‘Major excitement’ is the way Chef Maureen Pothier described the mood at last week’s gathering of chefs from across the country on the south lawn of the White House. Pothier said there was passionate heat from the heart as well as heat from the sun on the warm day in the nation’s capitol.
First Lady Michelle Obama greets Chef Pothier
Hundreds of chefs were assembled to listen to remarks from First Lady Michelle Obama on fighting childhood obesity in America, and to sign on to the Chef’s Move to Schools program, an adopt-a-school effort aimed at improving school nutrition.
Chef Pothier, M.B.A., CEC, is chair of the Culinary Arts program at Johnson & Wales University, and was representing both the university and the Women Chefs & Restaurateurs association, for which she is immediate past president. Also joining Pothier from Johnson & Wales was James Griffin, associate provost at JWU.
Johnson & Wales is getting behind the initiative in a big way, Pothier said. The university hopes to have around 20 chefs adopt schools in Rhode Island and other areas of the country. In addition to chefs from the faculty, the school hopes to involve students from the Nutrition Bachelor’s program at JWU, she told The Food Channel.
Not going to be easy
The chefs were inspired by words from Mrs. Obama, and excited to begin working one-on-one with America’s schools. There were all kinds of chefs on hand, Pothier said—celebrity chefs and regular restaurant sous chefs, all talking passionately about the issue and eager to take part in the program. ‘Everyone was excited about helping to do something important for this future generation,’ Pothier said. But, she noted, ‘Mrs. Obama stressed that it is not going to be easy. That was kind of the theme of the day.’
Hundreds of chefs pledged help fight childhood obesity in U.S. schools. Chef Telepan is at right, listening to Mrs. Obama’s remarks
Just as chefs “wouldn’t like it if people came in and told them how to run the restaurant, a chef can’t just walk into a school and tell them how to feed the students,’ Pothier explained. ‘It’s going to be a slow process, a series of small steps. It’s a chef going in there and saying ‘What can we do to help? Can we do cooking demonstrations for the kids, or start a student club? Can we work with teachers, or help get the parents involved?’ It can be very powerful if each chef takes on one school, and it happens all across the country. There are a lot of chefs out there who want to help.’

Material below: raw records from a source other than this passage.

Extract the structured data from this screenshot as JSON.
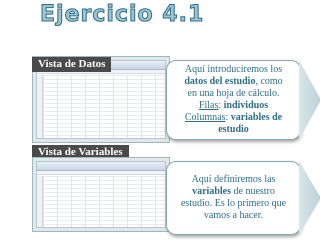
{
  "title": "Ejercicio 4.1",
  "sections": [
    {
      "label": "Vista de Datos",
      "text": {
        "l1": "Aquí introduciremos los",
        "l2_bold": "datos del estudio",
        "l2_rest": ", como",
        "l3": "en una hoja de cálculo.",
        "l4_u": "Filas",
        "l4_sep": ": ",
        "l4_bold": "individuos",
        "l5_u": "Columnas",
        "l5_sep": ": ",
        "l5_bold": "variables de",
        "l6_bold": "estudio"
      }
    },
    {
      "label": "Vista de Variables",
      "text": {
        "l1": "Aquí definiremos las",
        "l2_bold": "variables",
        "l2_rest": " de  nuestro",
        "l3": "estudio. Es lo primero que",
        "l4": "vamos a hacer."
      }
    }
  ],
  "colors": {
    "accent": "#2f6f86",
    "title_fill": "#9ec4d2",
    "label_bg": "#4a4a4a"
  }
}
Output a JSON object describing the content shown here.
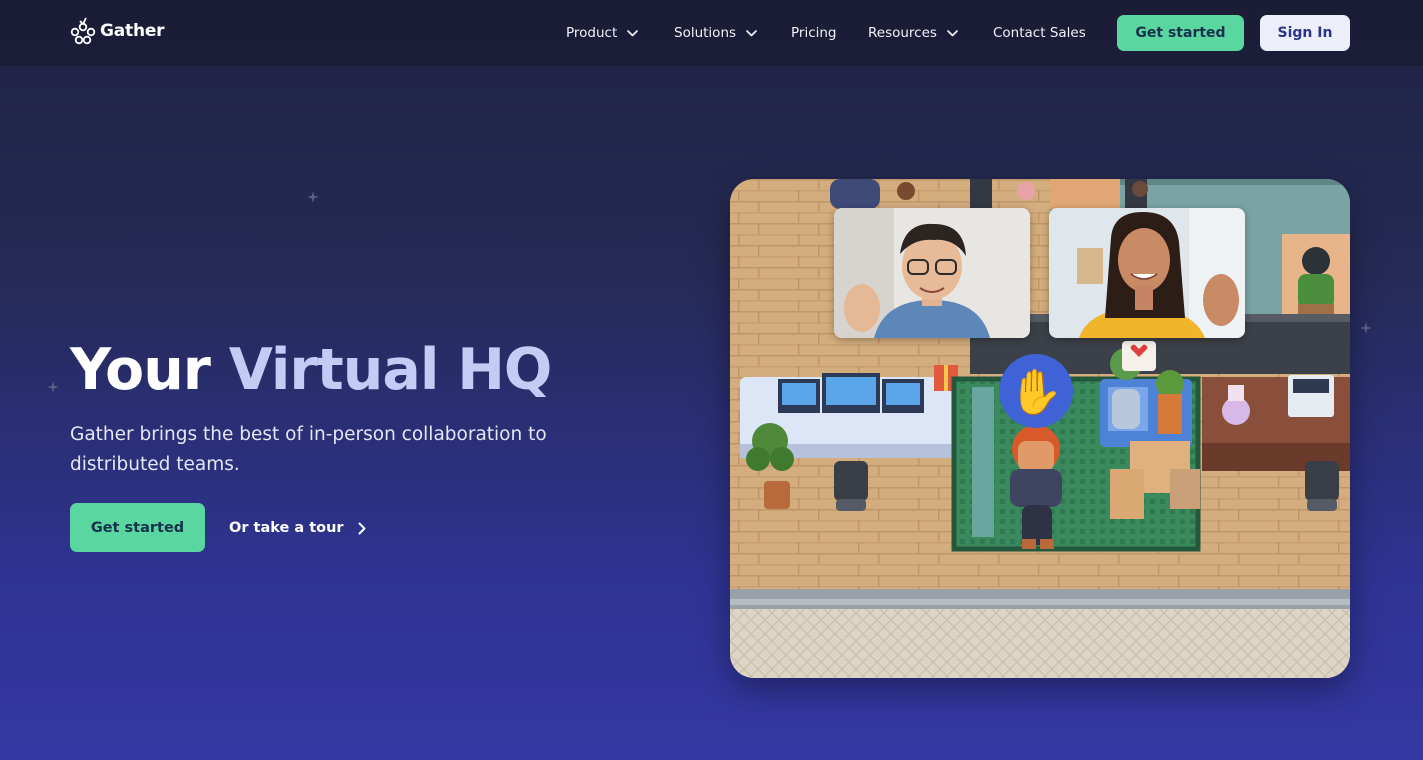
{
  "brand": {
    "name": "Gather"
  },
  "nav": {
    "items": [
      {
        "label": "Product",
        "has_dropdown": true
      },
      {
        "label": "Solutions",
        "has_dropdown": true
      },
      {
        "label": "Pricing",
        "has_dropdown": false
      },
      {
        "label": "Resources",
        "has_dropdown": true
      },
      {
        "label": "Contact Sales",
        "has_dropdown": false
      }
    ],
    "get_started_label": "Get started",
    "sign_in_label": "Sign In"
  },
  "hero": {
    "title_plain": "Your",
    "title_accent": "Virtual HQ",
    "subtitle": "Gather brings the best of in-person collaboration to distributed teams.",
    "cta_primary": "Get started",
    "cta_secondary": "Or take a tour"
  },
  "scene": {
    "wave_emoji": "✋"
  },
  "colors": {
    "accent_green": "#5ad6a1",
    "title_accent": "#c3ccf5",
    "background_top": "#1f2240",
    "background_bottom": "#3438a3"
  },
  "icons": [
    "gather-logo-icon",
    "chevron-down-icon",
    "chevron-right-icon",
    "sparkle-icon"
  ]
}
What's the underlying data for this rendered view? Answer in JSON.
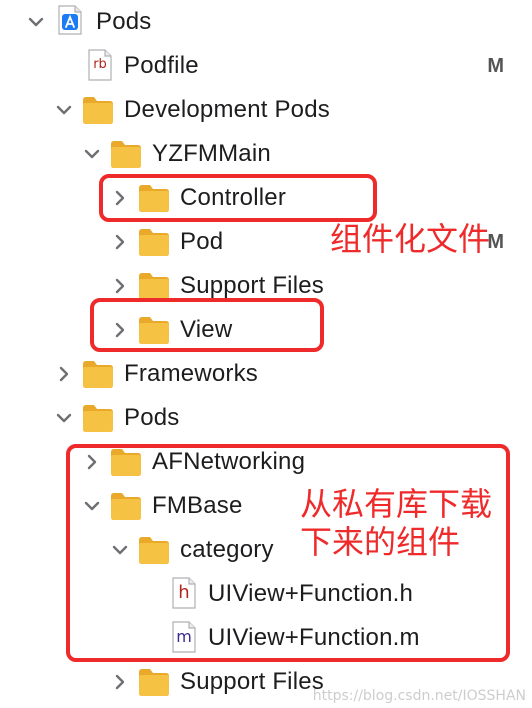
{
  "navigator": {
    "rows": [
      {
        "label": "Pods",
        "icon": "xcode-project-icon",
        "expanded": true
      },
      {
        "label": "Podfile",
        "icon": "ruby-file-icon",
        "file_badge": "rb",
        "status": "M"
      },
      {
        "label": "Development Pods",
        "icon": "folder-icon",
        "expanded": true
      },
      {
        "label": "YZFMMain",
        "icon": "folder-icon",
        "expanded": true
      },
      {
        "label": "Controller",
        "icon": "folder-icon",
        "expanded": false
      },
      {
        "label": "Pod",
        "icon": "folder-icon",
        "expanded": false,
        "status": "M"
      },
      {
        "label": "Support Files",
        "icon": "folder-icon",
        "expanded": false
      },
      {
        "label": "View",
        "icon": "folder-icon",
        "expanded": false
      },
      {
        "label": "Frameworks",
        "icon": "folder-icon",
        "expanded": false
      },
      {
        "label": "Pods",
        "icon": "folder-icon",
        "expanded": true
      },
      {
        "label": "AFNetworking",
        "icon": "folder-icon",
        "expanded": false
      },
      {
        "label": "FMBase",
        "icon": "folder-icon",
        "expanded": true
      },
      {
        "label": "category",
        "icon": "folder-icon",
        "expanded": true
      },
      {
        "label": "UIView+Function.h",
        "icon": "header-file-icon",
        "file_badge": "h"
      },
      {
        "label": "UIView+Function.m",
        "icon": "objc-file-icon",
        "file_badge": "m"
      },
      {
        "label": "Support Files",
        "icon": "folder-icon",
        "expanded": false
      }
    ]
  },
  "annotations": {
    "componentized_files": "组件化文件",
    "downloaded_line1": "从私有库下载",
    "downloaded_line2": "下来的组件"
  },
  "watermark": "https://blog.csdn.net/IOSSHAN",
  "colors": {
    "annotation_red": "#ee2a2a",
    "folder_yellow": "#f6c243",
    "text": "#1d1d1f"
  }
}
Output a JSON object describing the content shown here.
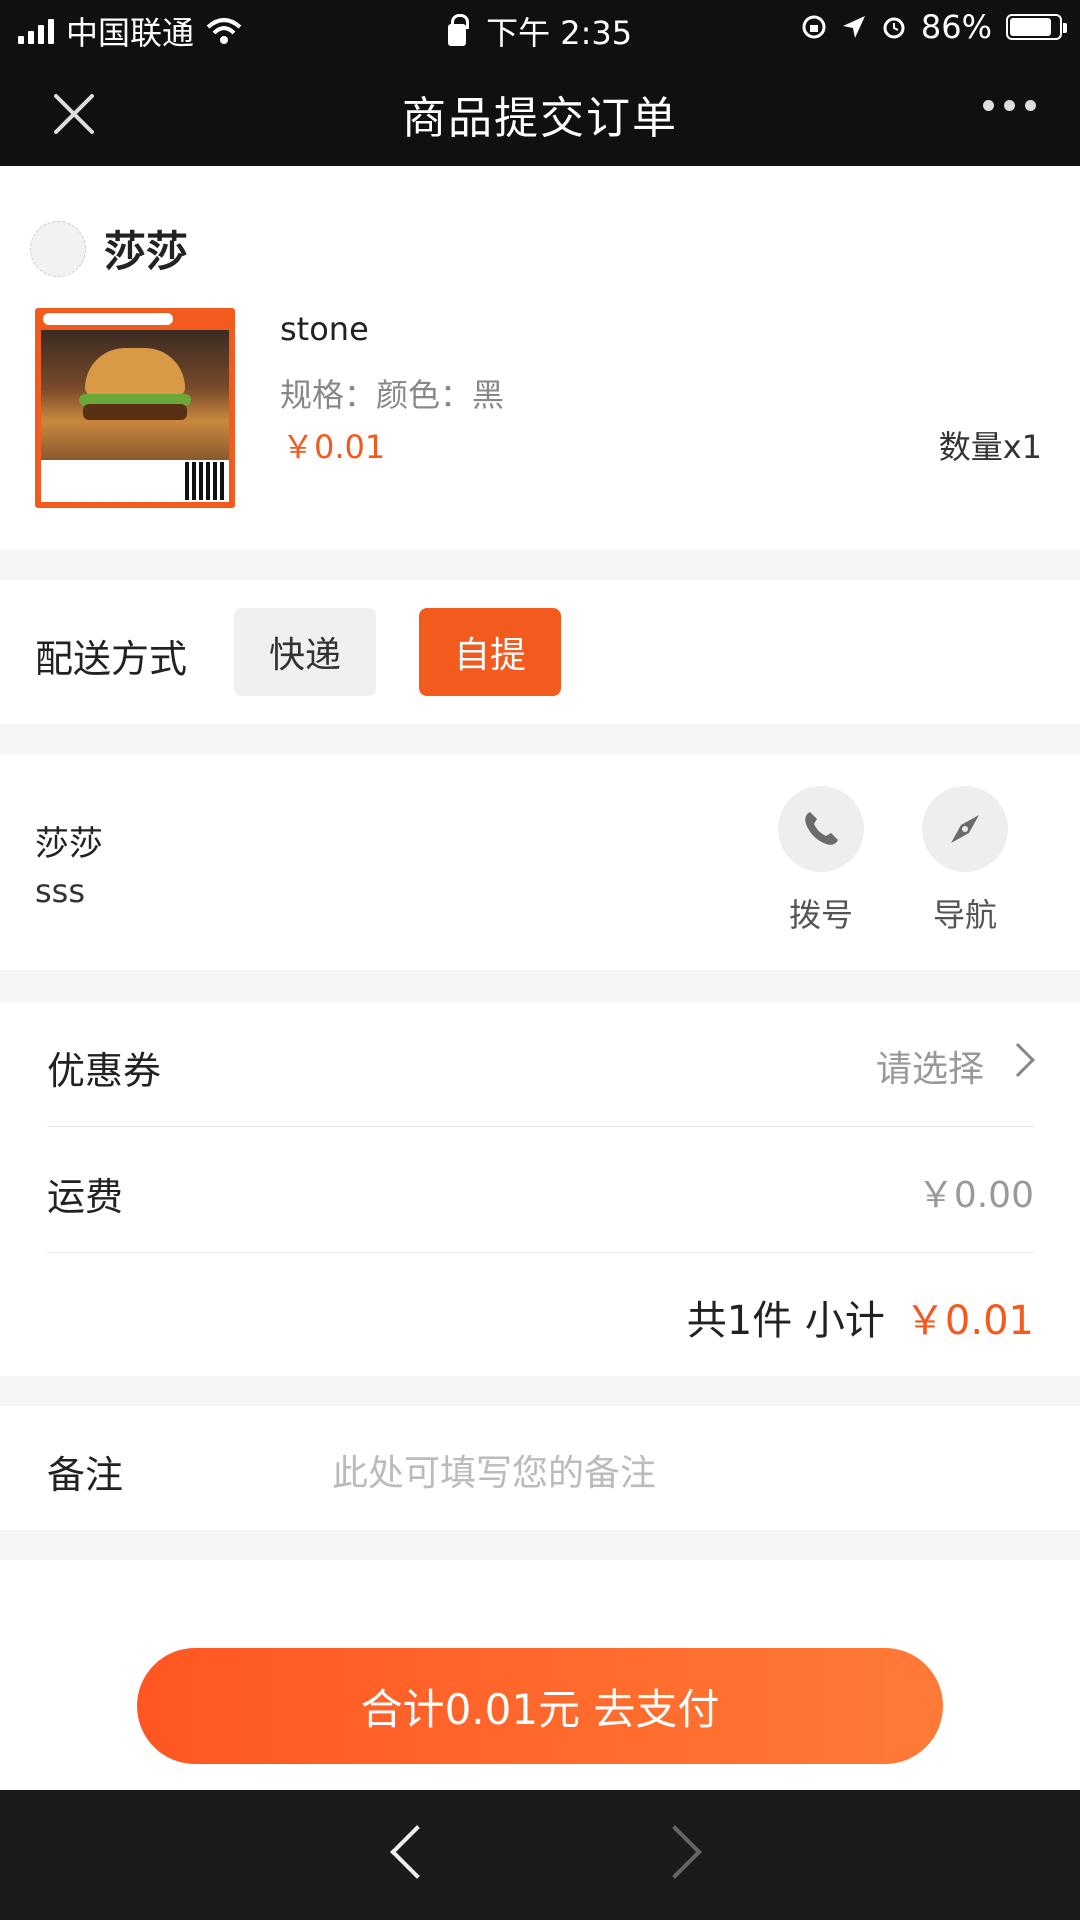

Bill Telepan, chef/owner of Telepan Restaurant in New York City, also attended the White House event. “It was pretty amazing,” Telepan said, “the ability to get all those chefs from 37 states into town on such short notice. I guess when Michelle calls, people come.”
Telepan was one of several chefs who helped put together the Chefs Move to Schools website. He’s also an executive chef and board member of another organization called Wellness in the Schools, which has been working with NYC public schools for nearly two years. “We’ve gone from working with three schools to eight, and next year we’ll be working with 20 schools in Manhattan, Brooklyn and the South Bronx,” Telepan said. About a dozen chefs are lined up to work in the schools when school opens in the fall, he said.
A stroll in the garden
Pothier said the gathered chefs enjoyed visiting with each other and roaming the White House grounds, checking out the first lady’s vegetable garden, which the chef said was ‘beautifully laid out.’ Chef Telepan was one of the chefs cooking and harvesting from the garden with the children that day. “It’s amazing that we all survived,” he joked. “It was so darned hot that day.”
‘Ending childhood obesity’s not going to be easy,’ Pothier said, echoing Mrs. Obama’s words. ‘But with this whole contingent of chefs each taking just that one step with one school, we could really start to change things.’
“It’s just so smart getting chefs involved,” Telepan agreed. “We need to help the schools make better choices about what they’re serving the kids.”
Chef Pothier thinks she knows which school she might be adopting. ‘My sister used to be a principal in a low-income school in Providence,’ she said. ‘I’m thinking that’s the one I might be working with.’